WSFN
- Brunswick, Georgia; United States;
- Broadcast area: Coastal Georgia; Golden Isles of Georgia;
- Frequency: 790 kHz
- Branding: ESPN Coastal Georgia

Programming
- Format: Sports
- Affiliations: ESPN Radio

Ownership
- Owner: Southern Media Interactive LLC

History
- First air date: September 1, 1966

Technical information
- Licensing authority: FCC
- Facility ID: 29131
- Class: D
- Power: 500 watts (day); 115 watts (night);
- Translator: 103.7 W279BC (Brunswick)

Links
- Public license information: Public file; LMS;
- Webcast: Listen live
- Website: espncoastal.com

= WSFN =

WSFN (790 AM) is a commercial radio station licensed to Brunswick, Georgia, United States, and serving Coastal Georgia and the Golden Isles with a sports radio format. Programming is simulcast on WFNS 1350 AM and on FM translator W279BC at 103.7 MHz. Southern Media Interactive LLC owns WSFN and also WSEG in Savannah and WFNS in Blackshear. Most of the programming comes from ESPN Radio. The station also carries Atlanta Braves baseball games.

==History==
The station first signed on the air on September 1, 1966. It went through multiple formats over the years. In 1998, it switched to all sports radio programming. "The Fan" SportsRadio 790 WSFN was the first and only full-time, 24-hour all-sports radio station serving Brunswick and The Golden Isles of Georgia, brought here by MarMac Communications, LLC., along with WFNS, WSEG, Savannah.

In March 2013, Southern Media Interactive, LLC, acquired WSFN, WFNS and WSEG. The company created the Southern Pigskin Radio Network, broadcasting on all five AM/FM stations in the Brunswick, Savannah and Hilton Head radio markets.

The station is an affiliate of the Atlanta Braves Radio Network, the largest radio network in Major League Baseball. Regular programming on WSFN is pre-empted when the Braves are playing.

On September 4, 2022, it was announced that Shanks Broadcasting would acquire WSFN and would begin carrying the company's "Sports Superstations" network.

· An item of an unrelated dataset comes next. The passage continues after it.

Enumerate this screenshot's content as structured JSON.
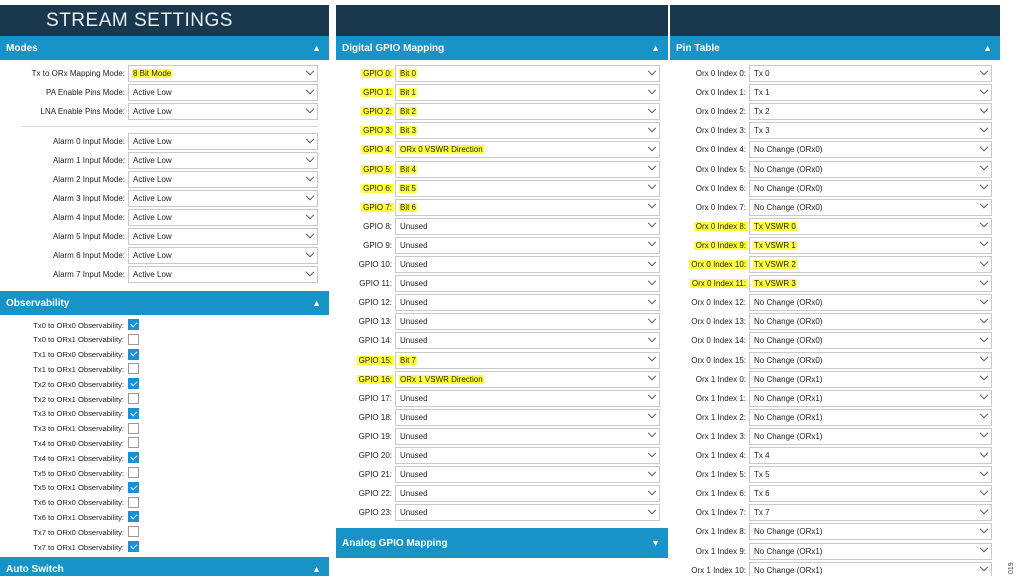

In March 2024, WSFN was told by the Federal Communications Commission that it would be fined $16,200 and would lose the license to run its FM translator at 103.7 MHz. The FCC said WSFN had committed numerous violations, including being off the air without notifying the FCC, operating from a location not on its license and using equipment not on its license. WSFN management is considering contesting the fine and translator revocation.